As shown in formulas (10) and (11), the change rate of usage is adjusted nonlinearly with sigmoid curve between the minimum and average data access frequencies between two adjacent periods. Obviously, the distribution of usage is improved when most of the time periods have similar access frequencies and the minimum data access frequencies are close to the average access frequencies.
The process of adaptive adjustment with data access frequencies is shown in Fig. 7. When the accessibility varies with the access frequency of the current period, the accessibility value is obtained, so that the data expiration time can be adjusted adaptively. When the data expiration time is 0, the data will be automatically cleared. The adaptive adjustment curve of radius change rate should be changed slowly everywhere, so that it can be improved in a large area.
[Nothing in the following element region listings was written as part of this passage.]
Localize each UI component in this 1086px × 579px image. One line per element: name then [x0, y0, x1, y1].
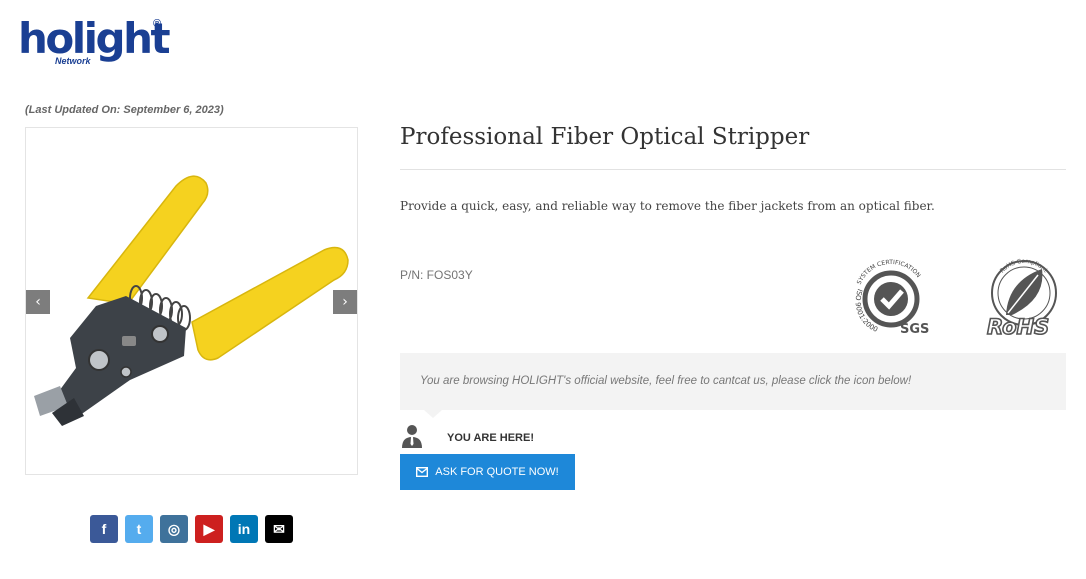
part-number: P/N: FOS03Y	[400, 268, 473, 282]
facebook-icon[interactable]: f	[90, 515, 118, 543]
product-gallery: ‹ ›	[25, 127, 358, 475]
gallery-prev-button[interactable]: ‹	[26, 290, 50, 314]
logo-wordmark: holight	[18, 14, 171, 63]
rohs-compliant-badge: RoHS Compliant RoHS	[986, 258, 1057, 337]
title-divider	[400, 169, 1066, 170]
last-updated: (Last Updated On: September 6, 2023)	[25, 104, 224, 116]
gallery-next-button[interactable]: ›	[333, 290, 357, 314]
ask-for-quote-button[interactable]: ASK FOR QUOTE NOW!	[400, 454, 575, 490]
linkedin-icon[interactable]: in	[230, 515, 258, 543]
product-title: Professional Fiber Optical Stripper	[400, 124, 810, 150]
registered-mark: ®	[153, 18, 162, 30]
sgs-mark: SGS	[900, 322, 929, 337]
product-description: Provide a quick, easy, and reliable way …	[400, 199, 935, 213]
envelope-icon	[416, 467, 429, 477]
person-icon	[402, 425, 422, 448]
logo[interactable]: holight ® Network	[18, 14, 171, 70]
social-links: f t ◎ ▶ in ✉	[90, 515, 293, 543]
contact-notice: You are browsing HOLIGHT's official webs…	[400, 353, 1066, 418]
you-are-here-label: YOU ARE HERE!	[447, 432, 534, 444]
sgs-iso-certification-badge: SYSTEM CERTIFICATION ISO 9001:2000 SGS	[854, 259, 930, 337]
youtube-icon[interactable]: ▶	[195, 515, 223, 543]
email-icon[interactable]: ✉	[265, 515, 293, 543]
logo-subtitle: Network	[55, 56, 91, 66]
notice-pointer	[424, 410, 442, 418]
twitter-icon[interactable]: t	[125, 515, 153, 543]
rohs-mark: RoHS	[987, 315, 1049, 337]
ask-for-quote-label: ASK FOR QUOTE NOW!	[435, 466, 559, 478]
notice-text: You are browsing HOLIGHT's official webs…	[420, 375, 912, 387]
instagram-icon[interactable]: ◎	[160, 515, 188, 543]
fiber-stripper-image	[34, 175, 349, 426]
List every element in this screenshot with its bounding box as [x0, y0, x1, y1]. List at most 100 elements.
Secondly, when the difference is large, it ensures that the adaptive adjustment curve does not tend to be linear, which indicates that high access frequency does not have normality. Finally, it ensures a certain degree of distribution in accessibility. At the same time, in order to retain better distribution as much as possible, the adaptive adjustment curve at a smoother position should be adopted.
Therefore, in order to automatically adjust the expiration time of the data and improve the efficiency of data use, the relationship between expiration time and access frequency at each time is designed in this paper.
3.4 Unified heterogeneous service architecture and method
To improve the service capability of data storage and shield the difference of the underlying NoSQL data system, a unified heterogeneous service method for meteorological data was studied. It uses a three-layer abstract structure, as shown in Fig. 8.
The NoSQL database service layer is based on a variety of NoSQL databases and provides a variety of NoSQL database read-write interfaces and other general operation interfaces and implementation classes, automatically adapting operations for different database characteristics. Shielding the underlying NoSQL data storage platform from the application, it automatically adapts to all types of NoSQL data storage platforms, providing very high service heterogeneity.
The service implementation layer mainly implements the core operations of the unified heterogeneous services of meteorological data, including table spaces, tables, data, and related meteorological algorithms. It organizes data in the form of table spaces, tables, and columns and dynamically and seamlessly expands meteorological data by segmenting meteorological data. It provides common meteorological data operations, supports meteorological grid classes, file classes, site class data read-write spatial analysis, etc., providing high consistency. The service implementation layer also provides algorithms such as adaptive data segmentation, compression, mesh extraction, interpolation, and single-point timing to achieve meteorological data processing.
The service interface layer provides data unified access interface service and data operation interfaces, including data unified access interface, database connection interface, table space interface, table interface, and meteorological data algorithm interface. It can be combined with commonly used distributed service components to provide distributed component-type meteorological data interface services. Applications can access meteorological data by RESTful Interface, Web Service Interface, and distributed Client SDK, which uses meteorological data algorithm as component or service of application program.
Meteorological Data Unified Heterogeneous Services data are stored on the NoSQL data storage platform and have multiple backups, providing fast access performance and extremely high data reliability.